1. A parking device comprises a locking gear and a pawl matched with the locking gear to realize parking, it is characterized by also comprising a driver for driving the pawl to swing and a buffer mechanism arranged on the pawl, the pawl comprises a connecting part connected with the driver and an engaging part engaged with the locking gear, the buffer mechanism is connected between the connecting part and the meshing part and comprises a valve body, magnetorheological fluid arranged in a cavity of the valve body, a piston in sealing sliding connection with the cavity of the valve body, a valve rod with one end connected with the piston and the other end extending out of the valve body and connected with the meshing part, and a magnetic control assembly arranged on the piston, the piston is provided with a throttling hole for the magnetorheological fluid to flow through, and the magnetic control assembly is used for carrying out form conversion on the magnetorheological fluid in the throttling hole; the magnetic control assembly comprises a permanent magnet and a coil, and the permanent magnet and the coil are oppositely arranged on two sides of the throttling hole; the direction of a magnetic field generated after the coil is electrified is opposite to that of the magnetic field of the permanent magnet; the magnetic field intensity generated after the coil is electrified is equal to the magnetic field intensity of the permanent magnet.

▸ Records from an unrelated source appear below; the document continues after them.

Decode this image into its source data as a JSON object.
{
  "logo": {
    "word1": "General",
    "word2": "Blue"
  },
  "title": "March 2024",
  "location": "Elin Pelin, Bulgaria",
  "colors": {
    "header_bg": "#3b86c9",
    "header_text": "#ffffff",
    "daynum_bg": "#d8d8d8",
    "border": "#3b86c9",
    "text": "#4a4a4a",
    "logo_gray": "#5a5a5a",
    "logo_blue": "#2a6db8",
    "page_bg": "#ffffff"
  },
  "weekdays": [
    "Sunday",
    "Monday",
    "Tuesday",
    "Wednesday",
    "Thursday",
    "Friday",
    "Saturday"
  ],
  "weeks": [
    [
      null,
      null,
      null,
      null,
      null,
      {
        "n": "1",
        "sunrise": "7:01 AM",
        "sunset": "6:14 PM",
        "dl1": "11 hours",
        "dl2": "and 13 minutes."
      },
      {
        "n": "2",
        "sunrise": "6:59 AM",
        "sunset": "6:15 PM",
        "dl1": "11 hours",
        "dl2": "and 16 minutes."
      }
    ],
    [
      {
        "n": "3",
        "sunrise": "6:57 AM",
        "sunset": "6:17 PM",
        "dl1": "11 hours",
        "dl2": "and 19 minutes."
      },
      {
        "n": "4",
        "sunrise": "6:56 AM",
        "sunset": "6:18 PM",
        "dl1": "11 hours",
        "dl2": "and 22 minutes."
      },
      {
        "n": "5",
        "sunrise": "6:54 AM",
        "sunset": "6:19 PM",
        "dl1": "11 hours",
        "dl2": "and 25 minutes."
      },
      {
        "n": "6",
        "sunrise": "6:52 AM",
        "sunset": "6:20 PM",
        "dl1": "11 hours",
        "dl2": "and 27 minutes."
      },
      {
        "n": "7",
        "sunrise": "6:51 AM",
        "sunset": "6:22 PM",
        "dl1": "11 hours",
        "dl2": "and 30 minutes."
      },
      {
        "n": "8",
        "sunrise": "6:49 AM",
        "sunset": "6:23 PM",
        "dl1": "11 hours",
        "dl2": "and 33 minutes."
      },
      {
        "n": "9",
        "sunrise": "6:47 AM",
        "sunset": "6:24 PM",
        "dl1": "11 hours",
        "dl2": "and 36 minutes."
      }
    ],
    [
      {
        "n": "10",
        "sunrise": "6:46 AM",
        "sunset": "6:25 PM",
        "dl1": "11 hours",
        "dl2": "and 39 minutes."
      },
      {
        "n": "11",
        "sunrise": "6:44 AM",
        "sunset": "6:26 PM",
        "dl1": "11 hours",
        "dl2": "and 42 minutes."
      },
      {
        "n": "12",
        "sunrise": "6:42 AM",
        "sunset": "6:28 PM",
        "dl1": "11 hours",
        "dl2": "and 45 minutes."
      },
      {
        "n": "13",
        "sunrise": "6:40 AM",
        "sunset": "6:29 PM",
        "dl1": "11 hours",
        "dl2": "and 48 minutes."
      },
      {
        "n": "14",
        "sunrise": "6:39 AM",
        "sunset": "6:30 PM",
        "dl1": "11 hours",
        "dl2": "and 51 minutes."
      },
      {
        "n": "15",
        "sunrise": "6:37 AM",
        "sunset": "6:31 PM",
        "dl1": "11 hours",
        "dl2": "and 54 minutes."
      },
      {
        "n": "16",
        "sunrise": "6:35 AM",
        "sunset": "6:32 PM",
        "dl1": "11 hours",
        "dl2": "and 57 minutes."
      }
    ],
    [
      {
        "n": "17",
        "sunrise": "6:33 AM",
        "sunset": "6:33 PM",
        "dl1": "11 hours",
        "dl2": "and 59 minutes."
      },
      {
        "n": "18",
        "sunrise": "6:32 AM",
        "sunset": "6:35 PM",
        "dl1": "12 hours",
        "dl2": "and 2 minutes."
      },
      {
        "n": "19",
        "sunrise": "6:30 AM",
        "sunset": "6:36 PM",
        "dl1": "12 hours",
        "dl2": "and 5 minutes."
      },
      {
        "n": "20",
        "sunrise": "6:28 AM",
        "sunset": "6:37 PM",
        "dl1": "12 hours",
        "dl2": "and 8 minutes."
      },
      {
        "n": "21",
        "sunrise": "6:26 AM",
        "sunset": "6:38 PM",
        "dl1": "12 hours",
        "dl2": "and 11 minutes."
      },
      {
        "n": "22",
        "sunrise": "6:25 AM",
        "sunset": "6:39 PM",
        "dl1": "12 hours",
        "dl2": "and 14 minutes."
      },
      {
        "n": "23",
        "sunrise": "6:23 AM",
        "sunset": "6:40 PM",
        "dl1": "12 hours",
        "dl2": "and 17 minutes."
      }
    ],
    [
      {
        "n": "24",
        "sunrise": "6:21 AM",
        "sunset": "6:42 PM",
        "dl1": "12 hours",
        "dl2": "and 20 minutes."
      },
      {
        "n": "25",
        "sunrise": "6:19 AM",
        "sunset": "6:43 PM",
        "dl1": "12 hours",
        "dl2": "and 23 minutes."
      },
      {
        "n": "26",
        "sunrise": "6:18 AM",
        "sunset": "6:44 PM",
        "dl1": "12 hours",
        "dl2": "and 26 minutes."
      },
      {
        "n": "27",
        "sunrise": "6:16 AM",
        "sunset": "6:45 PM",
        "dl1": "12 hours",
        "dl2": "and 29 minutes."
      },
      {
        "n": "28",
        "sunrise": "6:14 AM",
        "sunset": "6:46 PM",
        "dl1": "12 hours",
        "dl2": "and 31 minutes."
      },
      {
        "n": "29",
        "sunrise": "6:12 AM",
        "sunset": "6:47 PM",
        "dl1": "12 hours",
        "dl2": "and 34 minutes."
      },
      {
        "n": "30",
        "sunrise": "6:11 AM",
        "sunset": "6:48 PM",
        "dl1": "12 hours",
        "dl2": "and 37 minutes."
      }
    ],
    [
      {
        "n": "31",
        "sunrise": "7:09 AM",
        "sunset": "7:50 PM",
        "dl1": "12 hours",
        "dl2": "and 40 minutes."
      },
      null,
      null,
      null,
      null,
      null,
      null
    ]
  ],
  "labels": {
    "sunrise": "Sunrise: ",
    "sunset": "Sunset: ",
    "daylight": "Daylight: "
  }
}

2. The parking device of claim 1, wherein the valve stem is perforated with a lead hole along a central axis thereof, and a lead of the coil is inserted into the lead hole.

3. The parking device according to claim 2, wherein the permanent magnet, the coil, and the throttle hole are each annular, and the coil is located inside the permanent magnet.

4. The parking device of claim 1, wherein the damping mechanism further comprises a nitrogen accumulator disposed within the valve body, the nitrogen accumulator and the valve stem being located on opposite sides of the piston.

5. The parking device according to claim 1, further comprising a sensor for sensing an engagement state of the lock gear and the pawl.

6. An automobile, comprising a vehicle controller and the parking device of any one of claims 1-5, wherein the vehicle controller is electrically connected to the parking device.

7. The automobile of claim 6, further comprising a vehicle condition sensor, wherein the vehicle controller is electrically connected to the vehicle condition sensor.